Previous experience with natural disasters is considered to be one of the strongest predictors of perceived risk of future natural disasters (Siegrist & Gutscher, 2006). Studies have shown that people who were affected by some natural disaster in the past, tend to be more concerned regarding future disasters and to have a greater sense of dread related to them (Ho et al., 2008; Lawrence, Quade, & Becker, 2014). Additionally, it has been demonstrated that the disaster experience tends to increase the number of protective behaviours in people as a form of preparation for possible future events (Knocke & Kolivras, 2007; Siegrist & Gutscher, 2006).

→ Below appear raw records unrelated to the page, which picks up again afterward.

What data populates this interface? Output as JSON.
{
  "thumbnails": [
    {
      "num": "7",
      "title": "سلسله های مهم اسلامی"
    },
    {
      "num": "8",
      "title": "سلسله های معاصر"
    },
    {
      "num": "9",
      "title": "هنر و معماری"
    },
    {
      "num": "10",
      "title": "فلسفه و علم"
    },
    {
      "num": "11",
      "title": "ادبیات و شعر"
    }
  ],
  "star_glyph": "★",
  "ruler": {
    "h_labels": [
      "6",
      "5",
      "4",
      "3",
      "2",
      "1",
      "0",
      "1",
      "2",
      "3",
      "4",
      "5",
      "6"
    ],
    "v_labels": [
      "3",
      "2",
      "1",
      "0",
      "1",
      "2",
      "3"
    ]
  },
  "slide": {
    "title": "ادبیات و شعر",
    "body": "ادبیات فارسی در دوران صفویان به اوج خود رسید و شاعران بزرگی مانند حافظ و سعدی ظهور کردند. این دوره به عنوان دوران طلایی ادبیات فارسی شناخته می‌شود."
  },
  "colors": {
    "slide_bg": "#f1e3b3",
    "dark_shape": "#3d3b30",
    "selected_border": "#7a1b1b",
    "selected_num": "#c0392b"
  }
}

For example, one study has shown that people who have directly experienced floods in the past have shown higher level of perceived risk, greater willingness to be involved in household preparation for future floods, and greater willingness to cooperate with authorities compared to people who did not experience floods (Lawrence et al., 2014). Studies have also shown that if people experienced any damage or loss caused by floods they tend to be more willing to purchase flood insurance (Siegrist & Gutscher, 2006; Zaleskiewicz, Piskorz, & Borkowska, 2002). The increased involvement in protective behaviour after the disaster experience has also been shown for earthquakes (i.e. buying earthquake insurance, developing evacuation plan, selecting safe destination, preparing water and food supplies etc.) and volcanic disasters (buying volcano insurance, learning the breathing protection measures, developing evacuation plan, selecting safe destination etc.) (Perry & Lindell, 2008). It is hypothesized that personal experience with a disaster provides people with a detailed illustration of the threat, which then results in a higher level of perceived risk and a greater number of future protective behaviours (Wachinger et al., 2013).